Drug and tracer injection via CDP
Intrathecal injection of drug and CSF tracer injection was performed by using a 30G Hamilton microsyringe, which was connected to a CDP via CSF collection tubing. The dead volume of CSF collection tubing was approximately 0.6 μl. A single dose of contrast agent (5 μl in 10 seconds) was injected via CDP, followed by sequential micro-CT imaging (R_mCT2, Rigaku Corp., Japan). Concentrations of contrast agents at each brain region at each time point were determined based on the signal intensity, which were used for calculating metabolic parameters such as t1/2 and Tmax. For histological assessment, a single dose of a water-soluble nuclear-staining dye (Hoechst 33342, invitrogen, USA) was injected via the CDP (50 μg/5 μl in 10 seconds). The brain was harvested at 60 min. Coronal sections were immunostained with an anti-NeuN antibody as described above, and fluorescent images were captured with a fluorescence microscope (BZ-9000, Keyence, Japan). For behavioral assessment of an intrathecally delivered drug, an anesthetic agent (midazolam, Maruishi Pharmaceutical, Japan) was acutely injected via CDP in the free-moving mice (25 μg/5 μl in 1 sec by a syringe connected to the CDP), while locomotor activities were measured by an infrared light beam crossing system as described next. Following a baseline measurement for 5 min, an anesthetic agent was acutely delivered, and locomotor activity recording continued until 10 min.
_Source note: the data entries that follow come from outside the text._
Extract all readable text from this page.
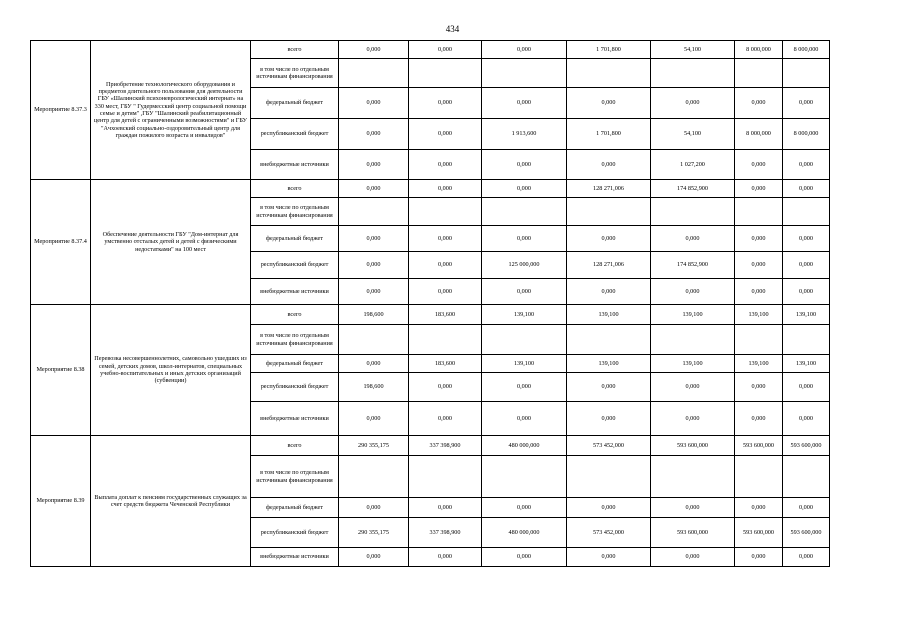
434
Мероприятие 8.37.3	Приобретение технологического оборудования и предметов длительного пользования для деятельности ГБУ «Шалинский психоневрологический интернат» на 330 мест, ГБУ " Гудермесский центр социальной помощи семье и детям" ,ГБУ "Шалинский реабилитационный центр для детей с ограниченными возможностями" и ГБУ "Ачхоевский социально-оздоровительный центр для граждан пожилого возраста и инвалидов"	всего	0,000	0,000	0,000	1 701,800	54,100	8 000,000	8 000,000
		в том числе по отдельным источникам финансирования							
		федеральный бюджет	0,000	0,000	0,000	0,000	0,000	0,000	0,000
		республиканский бюджет	0,000	0,000	1 913,600	1 701,800	54,100	8 000,000	8 000,000
		внебюджетные источники	0,000	0,000	0,000	0,000	1 027,200	0,000	0,000
Мероприятие 8.37.4	Обеспечение деятельности ГБУ "Дом-интернат для умственно отсталых детей и детей с физическими недостатками" на 100 мест	всего	0,000	0,000	0,000	128 271,006	174 852,900	0,000	0,000
		в том числе по отдельным источникам финансирования							
		федеральный бюджет	0,000	0,000	0,000	0,000	0,000	0,000	0,000
		республиканский бюджет	0,000	0,000	125 000,000	128 271,006	174 852,900	0,000	0,000
		внебюджетные источники	0,000	0,000	0,000	0,000	0,000	0,000	0,000
Мероприятие 8.38	Перевозка несовершеннолетних, самовольно ушедших из семей, детских домов, школ-интернатов, специальных учебно-воспитательных и иных детских организаций (субвенции)	всего	198,600	183,600	139,100	139,100	139,100	139,100	139,100
		в том числе по отдельным источникам финансирования							
		федеральный бюджет	0,000	183,600	139,100	139,100	139,100	139,100	139,100
		республиканский бюджет	198,600	0,000	0,000	0,000	0,000	0,000	0,000
		внебюджетные источники	0,000	0,000	0,000	0,000	0,000	0,000	0,000
Мероприятие 8.39	Выплата доплат к пенсиям государственных служащих за счет средств бюджета Чеченской Республики	всего	290 355,175	337 398,900	480 000,000	573 452,000	593 600,000	593 600,000	593 600,000
		в том числе по отдельным источникам финансирования							
		федеральный бюджет	0,000	0,000	0,000	0,000	0,000	0,000	0,000
		республиканский бюджет	290 355,175	337 398,900	480 000,000	573 452,000	593 600,000	593 600,000	593 600,000
		внебюджетные источники	0,000	0,000	0,000	0,000	0,000	0,000	0,000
Behavioral and locomotor measurements using activity monitoring system
Spontaneous locomotor activity of mice during the continuous CSF collection or intrathecal drug delivery experiment was monitored in an open-filed cage (43 cm to 43 cm) with high-density arranged infrared sensors (Scanet, MV-40, Melquest, Toyama, Japan).(23, 34) The infrared sensors are distributed in all directions parallel to the floor (37.5 mm from the floor). The mice were allowed to move freely on the floor. Mice movements were detected by infrared sensors and recorded every 0.1 s.
All data were expressed as the mean ± s.e.m. Two-group comparisons were performed by an unpaired t-test, unless stated otherwise. Comparison among three or more groups was performed by analysis of variance and the Tukey-Kramer test, unless stated otherwise. P values < 0.05 were considered significant.